¿Cómo usar swiss-mod para predecir la estructura secundaria y la estructura 3D de una proteína?

Estoy tratando de predecir la estructura secundaria y tridimensional de la proteína para la secuencia [Q1NN20] y necesito ayuda para comenzar.

Me estoy confundiendo sobre cómo y cuándo usar Jpred, swiss-mod y PDB. Hasta ahora, obtuve la secuencia de scanprosite, la puse en swiss-mod, pero ¿qué sigue? ¿Cuándo entra jpred?

He tratado de proporcionar una respuesta general, pero ¿podría proporcionar más detalles sobre el tipo de proteína que tiene y por qué desea modelarla? ¿Por qué estás usando el modelo suizo y jpred?

Respuestas (2)

estructura 3D.

Use el PDB para identificar estructuras que sean similares a la que ha encontrado (puede usar BLAST para buscar en el PDB).
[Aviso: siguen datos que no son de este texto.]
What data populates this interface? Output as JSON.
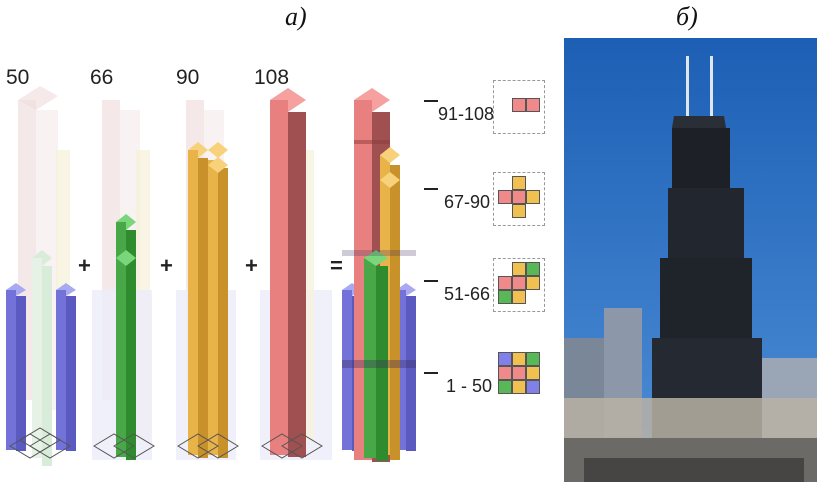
{
  "panels": {
    "a_label": "а)",
    "b_label": "б)"
  },
  "heights": [
    "50",
    "66",
    "90",
    "108"
  ],
  "operators": [
    "+",
    "+",
    "+",
    "="
  ],
  "ranges": [
    "91-108",
    "67-90",
    "51-66",
    "1 - 50"
  ],
  "colors": {
    "blue": "#8080e8",
    "green": "#58b858",
    "orange": "#f0c050",
    "red": "#f08a8a",
    "faint": "#f4dede"
  },
  "keys": [
    {
      "cells": [
        0,
        0,
        0,
        0,
        "red",
        "red",
        0,
        0,
        0
      ]
    },
    {
      "cells": [
        0,
        "orange",
        0,
        "red",
        "red",
        "orange",
        0,
        "orange",
        0
      ]
    },
    {
      "cells": [
        0,
        "orange",
        "green",
        "red",
        "red",
        "orange",
        "green",
        "orange",
        0
      ]
    },
    {
      "cells": [
        "blue",
        "orange",
        "green",
        "red",
        "red",
        "orange",
        "green",
        "orange",
        "blue"
      ]
    }
  ]
}
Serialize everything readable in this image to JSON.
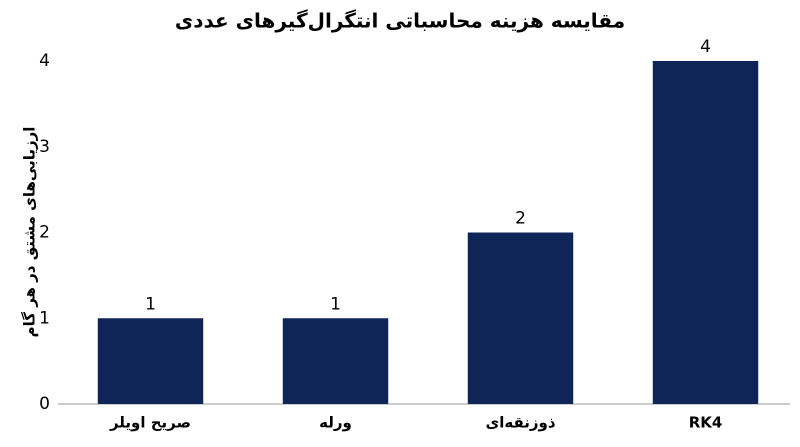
{
  "chart_data": {
    "type": "bar",
    "title": "مقایسه هزینه محاسباتی انتگرال‌گیرهای عددی",
    "y_label": "ارزیابی‌های مشتق در هر گام",
    "categories": [
      "صریح اویلر",
      "ورله",
      "ذوزنقه‌ای",
      "RK4"
    ],
    "values": [
      1,
      1,
      2,
      4
    ],
    "color": "#0f2557",
    "ylim": [
      0,
      4
    ],
    "yticks": [
      0,
      1,
      2,
      3,
      4
    ],
    "grid": false
  }
}
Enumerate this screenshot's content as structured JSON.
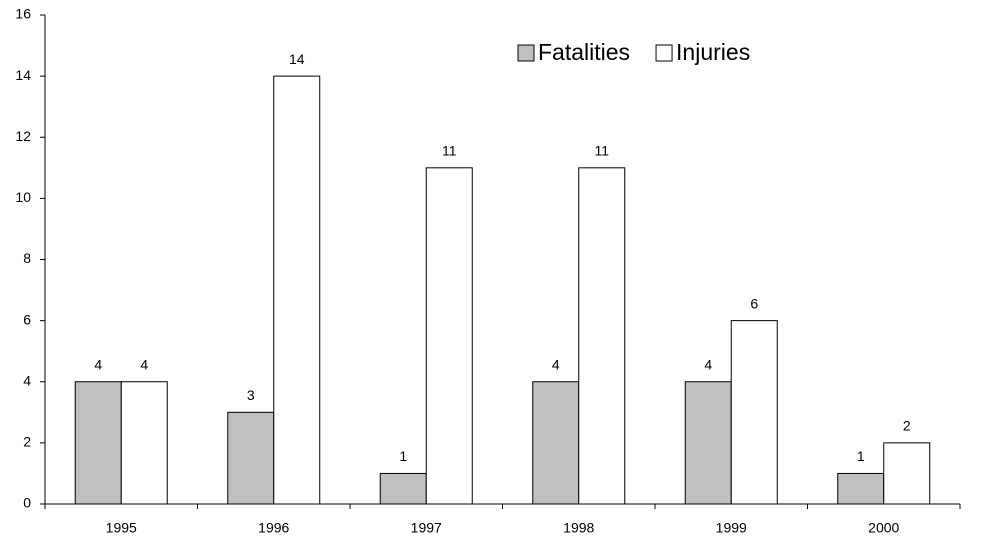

Una coincidencia del 30 % o superior suele ser aceptable y, por supuesto, las alineaciones múltiples son útiles en puntuaciones de coincidencia más bajas. Si existen estructuras que son lo suficientemente similares, puede usar el modelado de homología para generar una estructura 3D (esto es lo que hace el servidor SWISS-MODEL, y creo que automatiza las alineaciones BLAST de PDB). Si no hay estructuras similares, puede recurrir al modelado ab initio si tiene un dominio globular razonablemente sencillo; de lo contrario, es posible que necesite obtener experiencia adicional.

Hay tantos factores específicos que deben tenerse en cuenta para un proyecto como este. Dependiendo de para qué se utilizará el modelo, diferentes preguntas son relevantes.

Estructura secundaria.

Necesitará algunos predictores de estructura secundaria diferentes para que sea convincente y luego deberá verificar que su consenso secundario coincida con su estructura 3D. Si no coinciden, debe pensar en "¿por qué no?"

Si hay una diferencia, generalmente indica que alguna interacción 3D está involucrada en el plegado, por lo que su modelo 3D generalmente supera las predicciones de estructura de secuencia, pero verifique su estructura 3D con las predicciones de estructura secundaria.

La predicción de estructura secundaria es más útil cuando una estructura 3D no está disponible y el modelado no es una opción.

Metaserver ejecuta varios métodos por usted y ejecuta un análisis de consenso (y muchas otras cosas). Empezaría por ahí.
Eso es bueno para empezar, pero en última instancia, seguirá siendo "triunfado" por el modelado (desde una buena alineación).

El modelo suizo es una herramienta en línea para modelar la estructura terciaria y cuaternaria de proteínas utilizando información evolutiva. J-pred y el modelo suizo son herramientas bastante sencillas que solo requieren la secuencia. El modelo suizo requiere buscar una plantilla y en base a la cual se modelará más la proteína. J = pred se usa exclusivamente para la predicción de la estructura secundaria.

Entonces, cuando estoy usando Jpred, recibo un montón de 'hits' de pdb. ¿Qué son estas, solo secuencias muy similares?
¿Esos golpes vienen con una puntuación?